Wednesday, July 17, 2013

Diablo caliente

For today's ride, something totally different - Mt. Diablo. A climb that Tanya does every week. Today we'll encounter a whole set of weekday regulars. Some of whom recognize each other. There is a relaxed summer vibe. They're generating their own happiness and calm.

I'm ready for some of that. Getting here involves waking up at 5, catching a train to Millbrae then two BART trains to Walnut Creek. Maybe this is the reason I've climbed Diablo exactly once.

That was fifteen years ago and from the other direction, from the south. The easy side. From descending the north side I remember long steep pitches. Definitely harder.

Climbing a mountain does something to your head. It changes what's in there. You start out thinking, wondering about a certain set of things. Whatever task you were engaged in before getting on the bike. Grim misery on the faces of early morning BART commuters. That annoying comment someone made that keeps coming back to you, days later. Overdue library books. Whether you'll ever catch up on blog entries. A friend or family member who's always doing the same damn thing without knowing it. Whatever it is that makes people drive the way they drive.

And then with no warning after a few minutes those thoughts just go away. They evaporate into the dry air. What's left is a blank slate. You push and watch the landscape and from time to time a thought might form. Vaguely float around for a while. Then move on. It will not stay long and it will not cause trouble.

For contemplating topography there is no better place. Diablo is one of those mountains that stands alone, higher than anything else around. Even though it belongs to the Diablo Range, which includes Mt. Hamilton and stretches a hundred miles south. As far south as the road to Mercey Hot Springs. How can a solitary mountain be related to others far away, that's a mystery.

If there is one thing to learn in climbing hills and mountains, it might be that natural features are irregular. This climb is 3553 feet; the other side is just over 3100.

In this way (and only this way) Diablo is exactly like every other mountain. Just like Hamilton, a 22-mile gradual climb from the west, with two short downhills.

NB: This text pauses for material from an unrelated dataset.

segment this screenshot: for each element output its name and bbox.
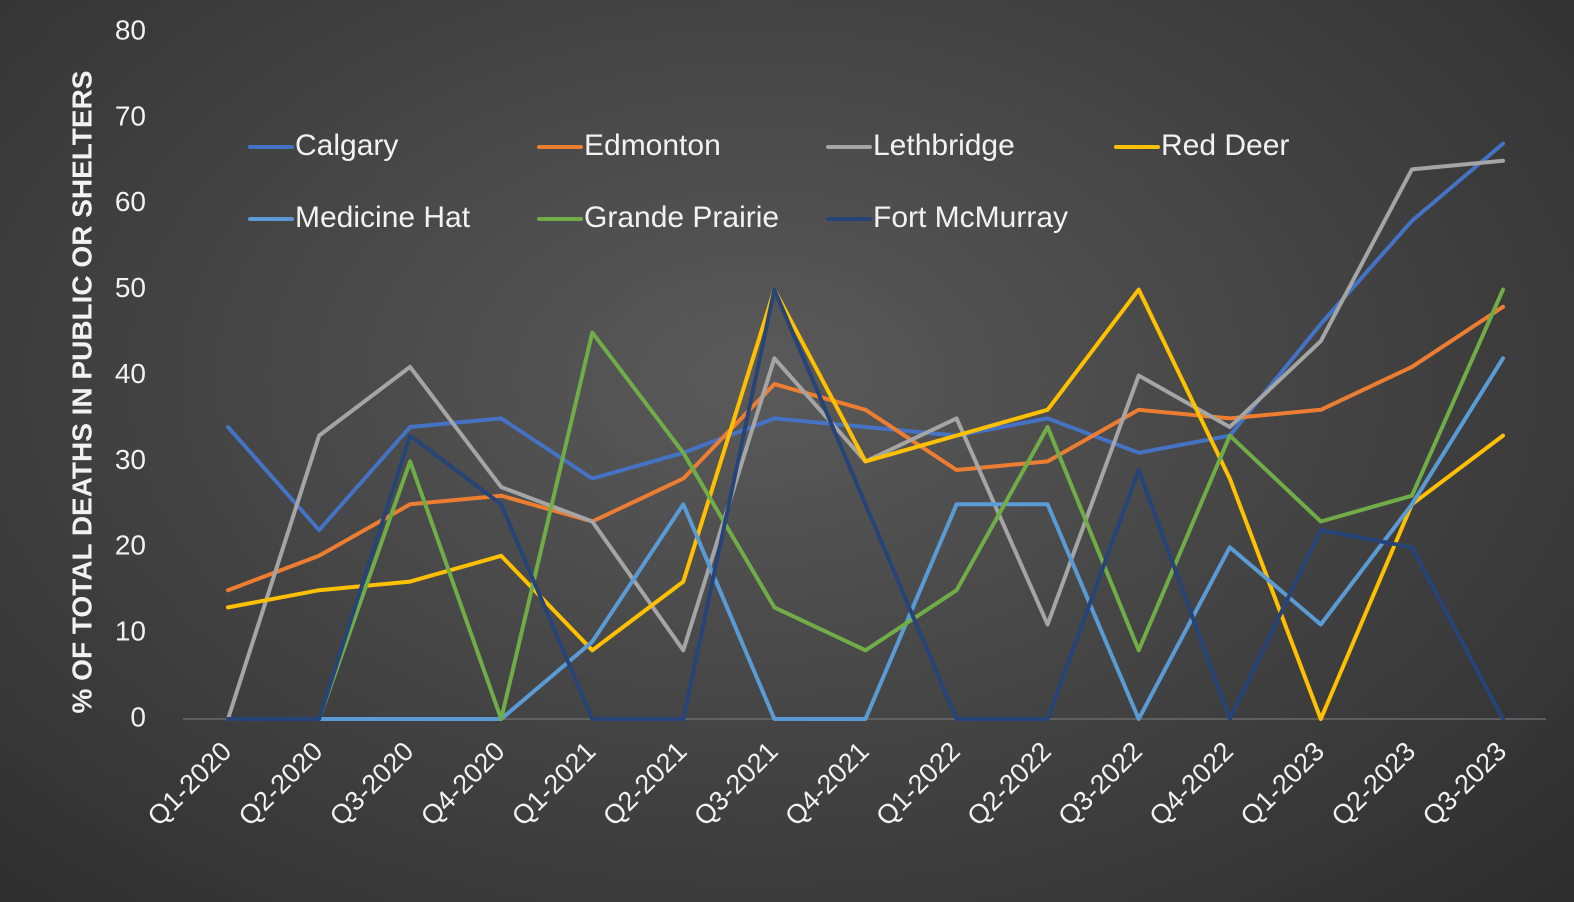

From the east 6-plus relentless miles of granny-gear pushing.

As a new cyclist this surprised me and somehow it still does. The earth is not regular or symmetrical. In the Santa Cruz Mountains roads vary so greatly that there's no point in even talking about pattern or template. And no one does. We revel in the variations. We pick roads to match whatever we need that day.

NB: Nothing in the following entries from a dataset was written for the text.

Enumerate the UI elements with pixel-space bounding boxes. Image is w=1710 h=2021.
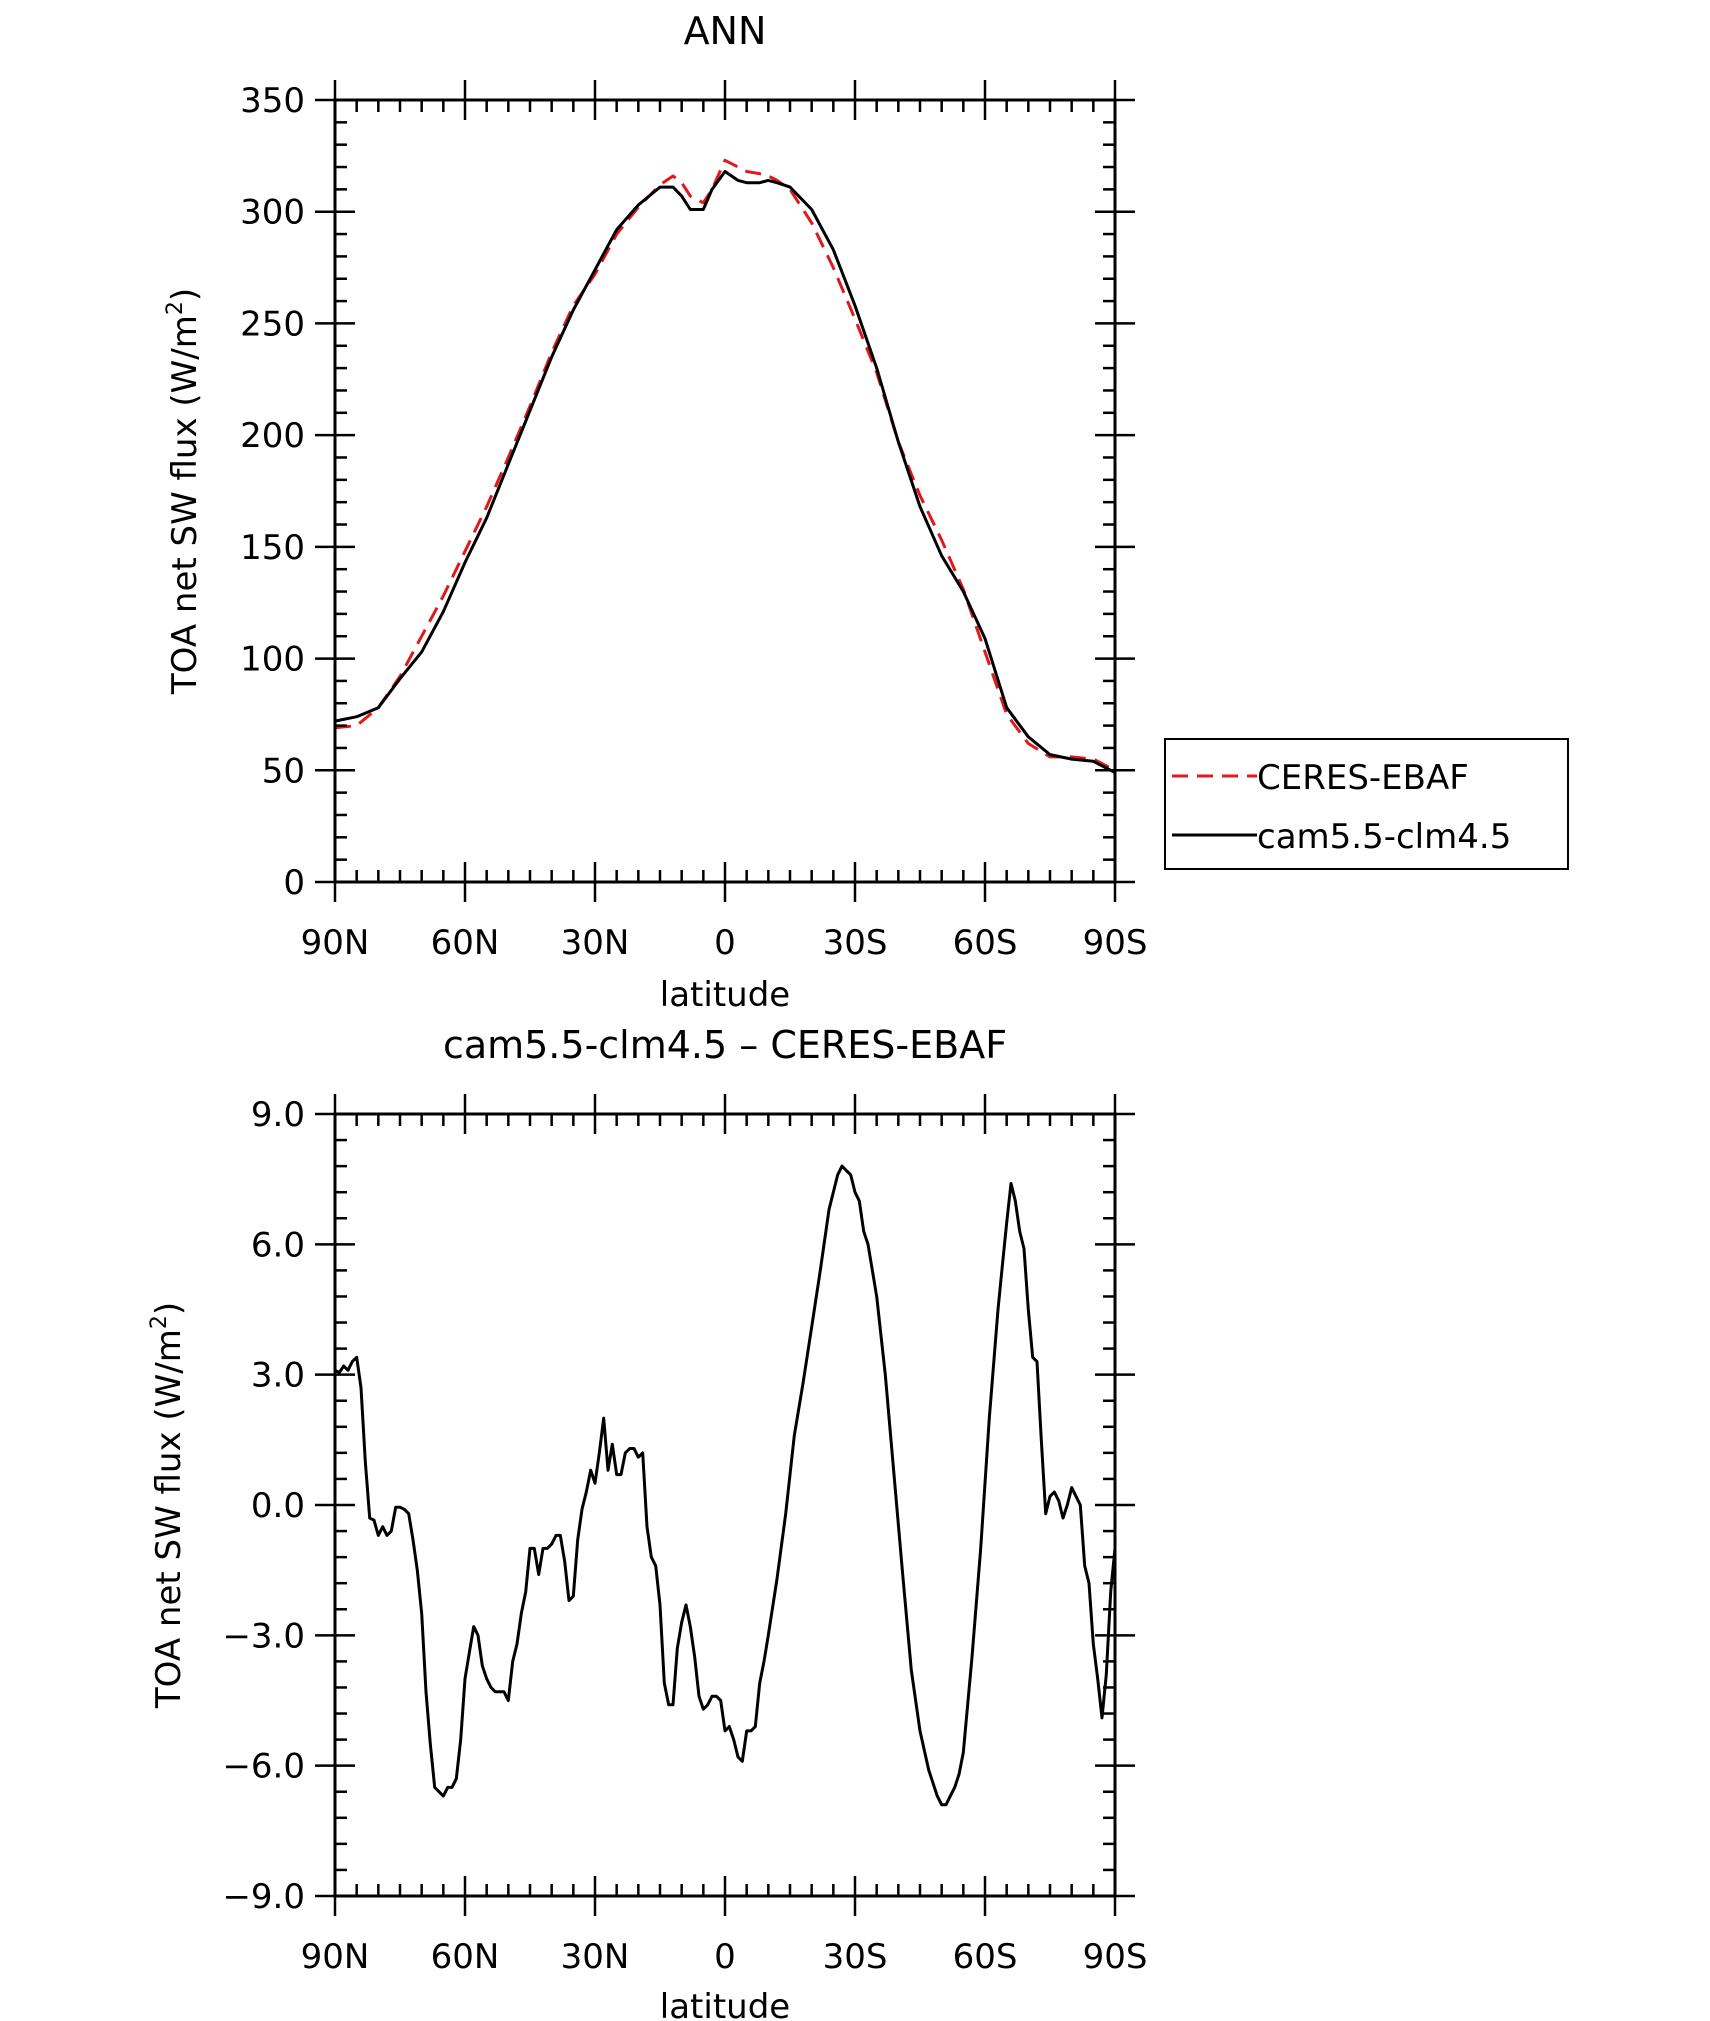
x-tick-label: 60N (431, 923, 500, 963)
top-plot-lines (334, 158, 1116, 774)
top-y-axis-label-sup: 2 (163, 301, 188, 315)
difference-line (334, 1164, 1117, 1807)
y-tick-label: 50 (262, 751, 305, 791)
bottom-x-tick-labels: 90N 60N 30N 0 30S 60S 90S (301, 1937, 1148, 1977)
y-tick-label: 3.0 (251, 1356, 305, 1396)
cam5-5-clm4-5-line (334, 170, 1116, 774)
x-tick-label: 60N (431, 1937, 500, 1977)
y-tick-label: −6.0 (222, 1747, 305, 1787)
x-tick-label: 90S (1083, 1937, 1148, 1977)
y-tick-label: 350 (240, 81, 305, 121)
top-x-tick-labels: 90N 60N 30N 0 30S 60S 90S (301, 923, 1148, 963)
x-tick-label: 60S (953, 923, 1018, 963)
legend-label-cam5-5-clm4-5: cam5.5-clm4.5 (1257, 817, 1511, 857)
y-tick-label: 300 (240, 193, 305, 233)
top-axis-ticks (315, 80, 1135, 902)
top-x-axis-label: latitude (660, 975, 790, 1015)
bottom-y-tick-labels: −9.0 −6.0 −3.0 0.0 3.0 6.0 9.0 (222, 1095, 305, 1917)
top-y-tick-labels: 0 50 100 150 200 250 300 350 (240, 81, 305, 903)
bottom-y-axis-label-end: ) (149, 1302, 189, 1315)
top-plot-frame (333, 98, 1117, 884)
x-tick-label: 90S (1083, 923, 1148, 963)
top-panel: ANN 0 50 100 150 200 250 300 350 90N 60N 30N 0 30S 6… (163, 9, 1569, 1015)
y-tick-label: 100 (240, 640, 305, 680)
y-tick-label: −3.0 (222, 1616, 305, 1656)
x-tick-label: 90N (301, 1937, 370, 1977)
bottom-y-axis-label-main: TOA net SW flux (W/m (149, 1329, 189, 1709)
y-tick-label: 150 (240, 528, 305, 568)
bottom-axis-ticks (315, 1094, 1135, 1916)
x-tick-label: 30S (823, 923, 888, 963)
top-y-axis-label-end: ) (165, 288, 205, 301)
bottom-plot-lines (334, 1164, 1117, 1807)
top-y-axis-label: TOA net SW flux (W/m2) (163, 288, 205, 695)
bottom-panel: cam5.5-clm4.5 – CERES-EBAF −9.0 −6.0 −3.0 0… (147, 1023, 1147, 2021)
x-tick-label: 0 (714, 923, 736, 963)
y-tick-label: 250 (240, 304, 305, 344)
x-tick-label: 90N (301, 923, 370, 963)
bottom-y-axis-label: TOA net SW flux (W/m2) (147, 1302, 189, 1709)
y-tick-label: −9.0 (222, 1877, 305, 1917)
top-chart-title: ANN (684, 9, 767, 53)
x-tick-label: 30N (561, 923, 630, 963)
legend-box (1164, 738, 1569, 870)
bottom-x-axis-label: latitude (660, 1987, 790, 2021)
y-tick-label: 0.0 (251, 1486, 305, 1526)
x-tick-label: 60S (953, 1937, 1018, 1977)
legend: CERES-EBAF cam5.5-clm4.5 (1164, 738, 1569, 870)
y-tick-label: 9.0 (251, 1095, 305, 1135)
y-tick-label: 0 (283, 863, 305, 903)
x-tick-label: 30N (561, 1937, 630, 1977)
bottom-plot-frame (333, 1112, 1117, 1898)
x-tick-label: 30S (823, 1937, 888, 1977)
legend-label-ceres-ebaf: CERES-EBAF (1257, 758, 1469, 798)
y-tick-label: 6.0 (251, 1225, 305, 1265)
bottom-y-axis-label-sup: 2 (147, 1315, 172, 1329)
y-tick-label: 200 (240, 416, 305, 456)
top-y-axis-label-main: TOA net SW flux (W/m (165, 315, 205, 695)
x-tick-label: 0 (714, 1937, 736, 1977)
bottom-chart-title: cam5.5-clm4.5 – CERES-EBAF (443, 1023, 1007, 1067)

When Tanya hears about the asymmetry thing she nods and says "Threes and fives. Nature works in threes and fives." Oaks cluster near the road; we both automatically look toward the branches and their leaves.

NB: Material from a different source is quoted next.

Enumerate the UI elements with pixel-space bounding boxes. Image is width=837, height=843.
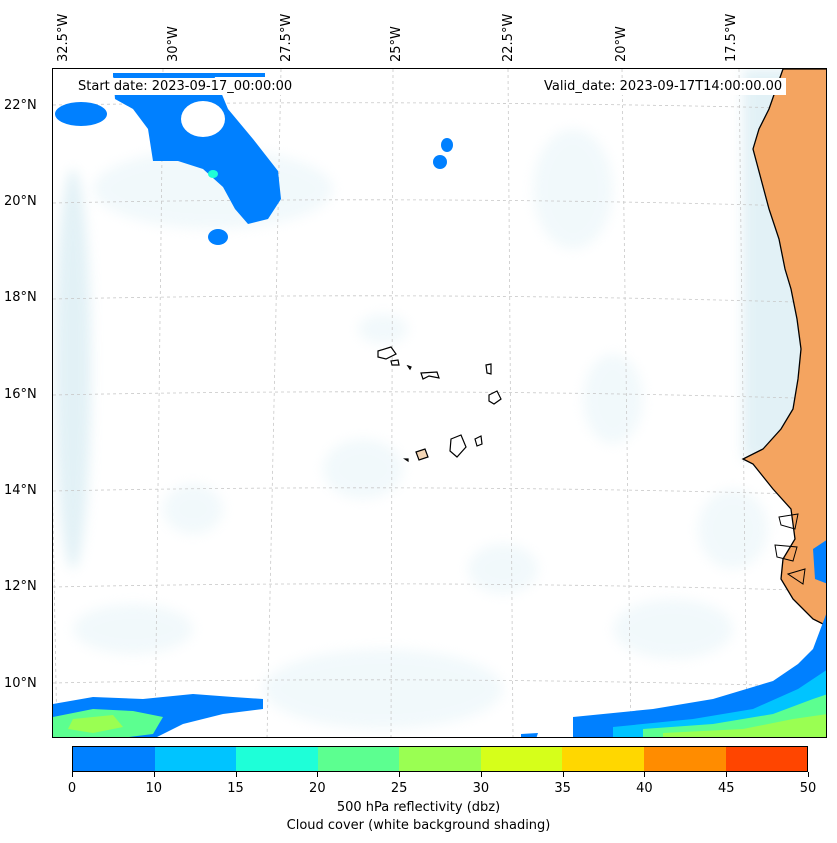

Forty miles east and south there's the smoky outline of Hamilton, two (irregular) peaks not just one. A huge gap of low country in between. Two (irregular) valleys, Amador and San Ramon. With their sprawl of communities barely visible. Over the hills, San Francisco, a white architect's model version. To the north, the dark hulk of Mount Tam. Fog pouring through the tiny mouth of the Golden Gate, sucked inland by the heat where we are.

Tanya usually gets an early start; today she waited for BART. Now the warmth is pushing us uphill, toward cooler air.
The last hairpin brings the sweeping views north to the Delta, east toward the Central Valley. A visitor's center sits at the summit, a graceful old stone building you might call an "observatory". Inside, there's a gift shop and a small interpretive exhibit. They've exposed the fragmented bedrock that is really the peak at 3864 feet. I rub it with my shoe.

Outside, swarms of dragonflies are hovering and gliding at the summit. There must be many hundreds. Their bodies are almost weightless, transparent, visible only as outlines moving against a huge scenic backdrop. The dancing is not random and not orderly either. I wonder if someone understands it. According to Tanya they ride the thermals to higher elevations on warm days. 

Maybe to help them stay cool. Or maybe just for the views.